Court Opinion

ID: 6556101
Source: CourtListenerOpinion
Date Created: 2022-07-20 18:58:21.990373+00
Date Added: 2024-06-11T15:56:19.360327
License: Public Domain

Pennewill, C. J.,
delivering the opinion of the court:
The above case is before the court upon an agreed statement of facts.
*407The questions of law to be determined are:
[1] First. Whether the' lien of the judgments mentioned upon the real estate of the deceased has been lost by the operation of the statute known as the ten-year lien law. Three of the judgments were recovered upon rules of reference against the executrix of the deceased, and the remaining judgment was entered against the deceased in his lifetime. The latest of said judgments was entered in June 1891, and all were due at the time of entry.
We are clearly of the opinion that the lien of said judgments is lost.
[2] Second. Whether, notwithstanding the loss of the lien of the judgments under said statute, the real estate is nevertheless liable for the payment of the debts of said deceased.
While there is no statute in this state expressly limiting the period of liability of the real estate of a deceased person for the payment of his debts, we are of the opinion that the power to sell for the payment of debts, which is created, or conferred, by statute, should be exercised within a reasonable time after the death of the debtor. Such is certainly the policy of the law.
The reasoning of the Supreme Court of the United States in. the case of Ricard v. Williams, et al., 7 Wheat. 61, 5 L. Ed. 398, seems to us to be sound, reasonable and unanswerable.
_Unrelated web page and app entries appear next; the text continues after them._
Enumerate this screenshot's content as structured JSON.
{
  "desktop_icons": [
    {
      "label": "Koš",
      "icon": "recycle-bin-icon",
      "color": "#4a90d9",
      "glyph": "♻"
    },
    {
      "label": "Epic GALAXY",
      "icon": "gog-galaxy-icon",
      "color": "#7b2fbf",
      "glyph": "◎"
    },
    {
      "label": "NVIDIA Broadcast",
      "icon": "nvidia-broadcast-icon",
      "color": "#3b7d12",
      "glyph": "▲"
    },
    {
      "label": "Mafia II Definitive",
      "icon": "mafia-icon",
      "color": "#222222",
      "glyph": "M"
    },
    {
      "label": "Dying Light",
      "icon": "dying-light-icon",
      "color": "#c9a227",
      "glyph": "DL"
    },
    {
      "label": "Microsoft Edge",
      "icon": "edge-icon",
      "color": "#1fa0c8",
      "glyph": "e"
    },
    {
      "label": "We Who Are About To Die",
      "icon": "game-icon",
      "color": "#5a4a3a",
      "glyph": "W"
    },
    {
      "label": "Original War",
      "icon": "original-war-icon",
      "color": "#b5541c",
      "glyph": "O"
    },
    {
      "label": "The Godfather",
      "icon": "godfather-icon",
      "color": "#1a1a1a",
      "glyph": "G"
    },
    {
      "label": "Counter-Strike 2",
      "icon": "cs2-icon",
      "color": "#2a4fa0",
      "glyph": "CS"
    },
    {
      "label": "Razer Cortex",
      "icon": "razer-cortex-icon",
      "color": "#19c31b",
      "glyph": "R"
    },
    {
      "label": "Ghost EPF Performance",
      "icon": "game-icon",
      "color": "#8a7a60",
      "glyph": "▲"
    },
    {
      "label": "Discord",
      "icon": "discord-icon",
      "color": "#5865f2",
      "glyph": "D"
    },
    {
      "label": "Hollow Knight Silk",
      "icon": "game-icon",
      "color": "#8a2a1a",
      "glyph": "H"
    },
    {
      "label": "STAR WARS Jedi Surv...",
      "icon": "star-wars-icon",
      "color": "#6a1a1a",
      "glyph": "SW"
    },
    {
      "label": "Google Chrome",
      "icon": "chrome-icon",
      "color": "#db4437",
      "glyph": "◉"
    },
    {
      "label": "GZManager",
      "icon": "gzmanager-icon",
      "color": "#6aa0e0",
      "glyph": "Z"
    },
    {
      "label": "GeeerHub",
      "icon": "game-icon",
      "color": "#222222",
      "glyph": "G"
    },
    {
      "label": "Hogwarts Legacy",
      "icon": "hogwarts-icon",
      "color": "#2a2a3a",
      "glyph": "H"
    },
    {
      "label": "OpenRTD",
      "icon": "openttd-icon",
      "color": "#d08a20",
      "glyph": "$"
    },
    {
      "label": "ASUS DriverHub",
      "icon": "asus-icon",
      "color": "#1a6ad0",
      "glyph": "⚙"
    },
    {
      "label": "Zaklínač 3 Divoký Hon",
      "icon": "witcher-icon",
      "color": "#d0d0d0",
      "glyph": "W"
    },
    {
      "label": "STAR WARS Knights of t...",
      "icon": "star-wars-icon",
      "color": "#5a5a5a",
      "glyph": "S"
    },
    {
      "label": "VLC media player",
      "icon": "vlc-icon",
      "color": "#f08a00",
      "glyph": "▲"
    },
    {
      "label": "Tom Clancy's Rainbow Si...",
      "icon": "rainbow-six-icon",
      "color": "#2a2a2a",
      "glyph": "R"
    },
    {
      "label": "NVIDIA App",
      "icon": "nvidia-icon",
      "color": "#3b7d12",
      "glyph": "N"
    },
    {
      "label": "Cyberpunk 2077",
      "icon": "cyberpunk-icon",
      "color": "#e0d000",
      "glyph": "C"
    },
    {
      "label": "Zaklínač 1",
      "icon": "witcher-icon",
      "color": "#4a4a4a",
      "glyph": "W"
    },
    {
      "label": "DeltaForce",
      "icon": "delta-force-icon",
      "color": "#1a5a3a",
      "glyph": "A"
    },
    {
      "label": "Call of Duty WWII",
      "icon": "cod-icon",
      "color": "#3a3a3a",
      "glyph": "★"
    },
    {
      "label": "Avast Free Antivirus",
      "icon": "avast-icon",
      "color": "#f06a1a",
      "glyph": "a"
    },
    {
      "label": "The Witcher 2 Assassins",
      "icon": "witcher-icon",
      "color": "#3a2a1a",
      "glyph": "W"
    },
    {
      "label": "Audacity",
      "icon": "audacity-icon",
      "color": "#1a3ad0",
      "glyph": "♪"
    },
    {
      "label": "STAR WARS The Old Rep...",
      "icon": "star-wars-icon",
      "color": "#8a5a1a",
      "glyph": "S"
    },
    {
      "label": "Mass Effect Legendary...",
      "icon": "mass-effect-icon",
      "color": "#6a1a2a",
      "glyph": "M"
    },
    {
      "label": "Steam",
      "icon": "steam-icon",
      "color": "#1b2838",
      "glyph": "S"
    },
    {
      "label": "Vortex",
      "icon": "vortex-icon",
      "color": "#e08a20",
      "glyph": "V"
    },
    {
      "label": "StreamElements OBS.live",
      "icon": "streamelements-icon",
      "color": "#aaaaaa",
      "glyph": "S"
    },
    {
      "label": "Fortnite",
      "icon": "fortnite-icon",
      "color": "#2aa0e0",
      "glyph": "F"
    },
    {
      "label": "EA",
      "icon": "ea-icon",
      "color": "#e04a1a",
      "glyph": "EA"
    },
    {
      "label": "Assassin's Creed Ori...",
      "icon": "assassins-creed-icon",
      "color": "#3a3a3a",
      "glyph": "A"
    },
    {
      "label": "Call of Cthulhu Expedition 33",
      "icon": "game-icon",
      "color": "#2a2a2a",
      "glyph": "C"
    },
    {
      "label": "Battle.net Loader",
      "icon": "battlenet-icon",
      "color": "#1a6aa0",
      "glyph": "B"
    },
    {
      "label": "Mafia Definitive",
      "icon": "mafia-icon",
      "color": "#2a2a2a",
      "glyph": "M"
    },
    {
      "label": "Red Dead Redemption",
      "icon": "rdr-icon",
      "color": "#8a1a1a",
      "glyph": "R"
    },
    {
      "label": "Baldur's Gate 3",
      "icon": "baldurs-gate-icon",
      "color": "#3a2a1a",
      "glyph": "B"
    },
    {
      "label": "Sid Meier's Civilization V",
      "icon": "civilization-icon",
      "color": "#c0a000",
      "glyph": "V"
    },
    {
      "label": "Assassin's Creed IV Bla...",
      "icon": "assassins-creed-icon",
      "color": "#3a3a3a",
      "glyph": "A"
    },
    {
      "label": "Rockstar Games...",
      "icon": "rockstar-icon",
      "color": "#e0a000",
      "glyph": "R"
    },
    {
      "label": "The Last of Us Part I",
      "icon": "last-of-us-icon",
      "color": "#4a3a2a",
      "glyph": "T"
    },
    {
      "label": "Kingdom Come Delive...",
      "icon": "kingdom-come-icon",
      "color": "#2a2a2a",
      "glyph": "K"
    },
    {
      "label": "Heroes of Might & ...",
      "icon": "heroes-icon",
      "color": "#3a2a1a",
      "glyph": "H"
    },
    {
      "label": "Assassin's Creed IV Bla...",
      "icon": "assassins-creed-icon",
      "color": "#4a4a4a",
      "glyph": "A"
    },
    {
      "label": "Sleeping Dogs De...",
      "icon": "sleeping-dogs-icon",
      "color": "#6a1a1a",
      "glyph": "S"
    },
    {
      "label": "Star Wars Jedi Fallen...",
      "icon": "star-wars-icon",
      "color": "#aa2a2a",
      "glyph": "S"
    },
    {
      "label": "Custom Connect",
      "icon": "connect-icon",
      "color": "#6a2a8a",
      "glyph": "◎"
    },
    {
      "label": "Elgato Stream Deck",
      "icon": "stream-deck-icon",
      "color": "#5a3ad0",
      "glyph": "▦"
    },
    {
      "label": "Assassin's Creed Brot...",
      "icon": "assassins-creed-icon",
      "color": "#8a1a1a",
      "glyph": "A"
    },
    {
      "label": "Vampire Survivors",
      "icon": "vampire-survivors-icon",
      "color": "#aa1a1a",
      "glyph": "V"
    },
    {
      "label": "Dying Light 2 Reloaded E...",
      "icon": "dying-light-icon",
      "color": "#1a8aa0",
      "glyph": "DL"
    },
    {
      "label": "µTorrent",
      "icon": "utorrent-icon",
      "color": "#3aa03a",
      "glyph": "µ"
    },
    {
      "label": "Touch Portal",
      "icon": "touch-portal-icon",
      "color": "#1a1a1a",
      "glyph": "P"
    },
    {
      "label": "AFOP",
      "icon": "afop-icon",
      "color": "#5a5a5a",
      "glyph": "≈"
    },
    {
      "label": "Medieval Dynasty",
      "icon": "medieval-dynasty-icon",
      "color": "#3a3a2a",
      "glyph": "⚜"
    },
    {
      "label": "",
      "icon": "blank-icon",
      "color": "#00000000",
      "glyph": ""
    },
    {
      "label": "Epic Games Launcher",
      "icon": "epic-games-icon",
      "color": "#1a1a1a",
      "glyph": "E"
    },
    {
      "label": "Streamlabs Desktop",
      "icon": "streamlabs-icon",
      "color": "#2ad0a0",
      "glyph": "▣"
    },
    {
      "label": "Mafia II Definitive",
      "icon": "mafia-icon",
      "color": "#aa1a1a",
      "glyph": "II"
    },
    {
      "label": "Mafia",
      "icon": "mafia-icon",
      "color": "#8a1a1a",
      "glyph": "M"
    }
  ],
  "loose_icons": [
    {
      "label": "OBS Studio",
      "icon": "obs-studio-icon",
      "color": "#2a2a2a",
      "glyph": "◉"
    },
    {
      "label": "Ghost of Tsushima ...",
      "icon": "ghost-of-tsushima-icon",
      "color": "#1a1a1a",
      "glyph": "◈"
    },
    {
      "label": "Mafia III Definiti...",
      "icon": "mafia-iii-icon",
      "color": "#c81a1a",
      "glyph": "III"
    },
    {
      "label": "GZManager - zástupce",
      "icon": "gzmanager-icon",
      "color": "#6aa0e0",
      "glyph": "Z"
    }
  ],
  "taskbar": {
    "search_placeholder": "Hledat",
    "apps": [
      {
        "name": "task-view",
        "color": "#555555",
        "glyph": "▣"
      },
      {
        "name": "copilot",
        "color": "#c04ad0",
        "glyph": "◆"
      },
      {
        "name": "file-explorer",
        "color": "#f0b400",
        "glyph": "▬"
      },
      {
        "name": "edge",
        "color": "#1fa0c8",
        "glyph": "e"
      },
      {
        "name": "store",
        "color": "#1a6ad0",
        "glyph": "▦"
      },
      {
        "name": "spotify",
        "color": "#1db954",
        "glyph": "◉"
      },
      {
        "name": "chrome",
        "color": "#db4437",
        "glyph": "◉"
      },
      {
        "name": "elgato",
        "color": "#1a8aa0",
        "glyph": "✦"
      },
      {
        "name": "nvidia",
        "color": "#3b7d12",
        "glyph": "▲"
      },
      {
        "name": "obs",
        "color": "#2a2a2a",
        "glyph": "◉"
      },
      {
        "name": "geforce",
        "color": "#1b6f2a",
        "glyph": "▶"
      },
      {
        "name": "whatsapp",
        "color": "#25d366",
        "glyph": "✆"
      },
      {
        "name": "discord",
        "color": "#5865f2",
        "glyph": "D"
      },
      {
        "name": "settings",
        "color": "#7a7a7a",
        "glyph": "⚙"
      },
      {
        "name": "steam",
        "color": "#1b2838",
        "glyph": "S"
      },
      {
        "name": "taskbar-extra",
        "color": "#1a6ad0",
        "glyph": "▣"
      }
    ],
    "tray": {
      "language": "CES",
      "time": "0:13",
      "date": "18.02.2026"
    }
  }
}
That, was a case which arose in the State of Connecticut, where the law upon the question under consideration was practically in the* same condition as in this state, except that the statute of limitations was there fifteen years.
Justice Story, in delivering the opinion of the court in that' case, said:
“A power to sell the estate for the payment of debts being created by the law ought not to be so construed as to work mischiefs against the intent of the law. It ought to be exercised within a reasonable time after the death of the intestate; and gross neglect or delay on the part of the creditors for an unreasonable time, ought to be held to be a waiver or extinguishment of it. * * * What, then, is to be deemed a reasonable time for the exercise of this power to sell? It has been argued that the case of such a power is within the purview of the statute of limi*408tations of Connecticut; and if not, that the reasonable time for its exercise is to be fixed by analogy to that statute. The statute provides that no person shall, at any time thereafter, make entry into any lands or tenements, but within fifteen years next after his right or title shall first descend or accrue to the same, with a saving in favor of infants, femes covert,” etc. 7 Wheat. 116, 117, 5 L. Ed. 398.
In conformity with the decision in the Supreme Court case, we hold, under the facts stated, that the power to sell the real estate mentioned and described in this case could not be exercised after the expiration of twenty years from the time when said judgments became due and payable, and that therefore said real estate is not liable for the debts represented by said judgments.
And now, to wit, this ninth day of April, A. D. 1912, it is ordered that judgment be entered in favor of the plaintiff and against the defendant for the sum of one hundred dollars damages, together with costs of suit.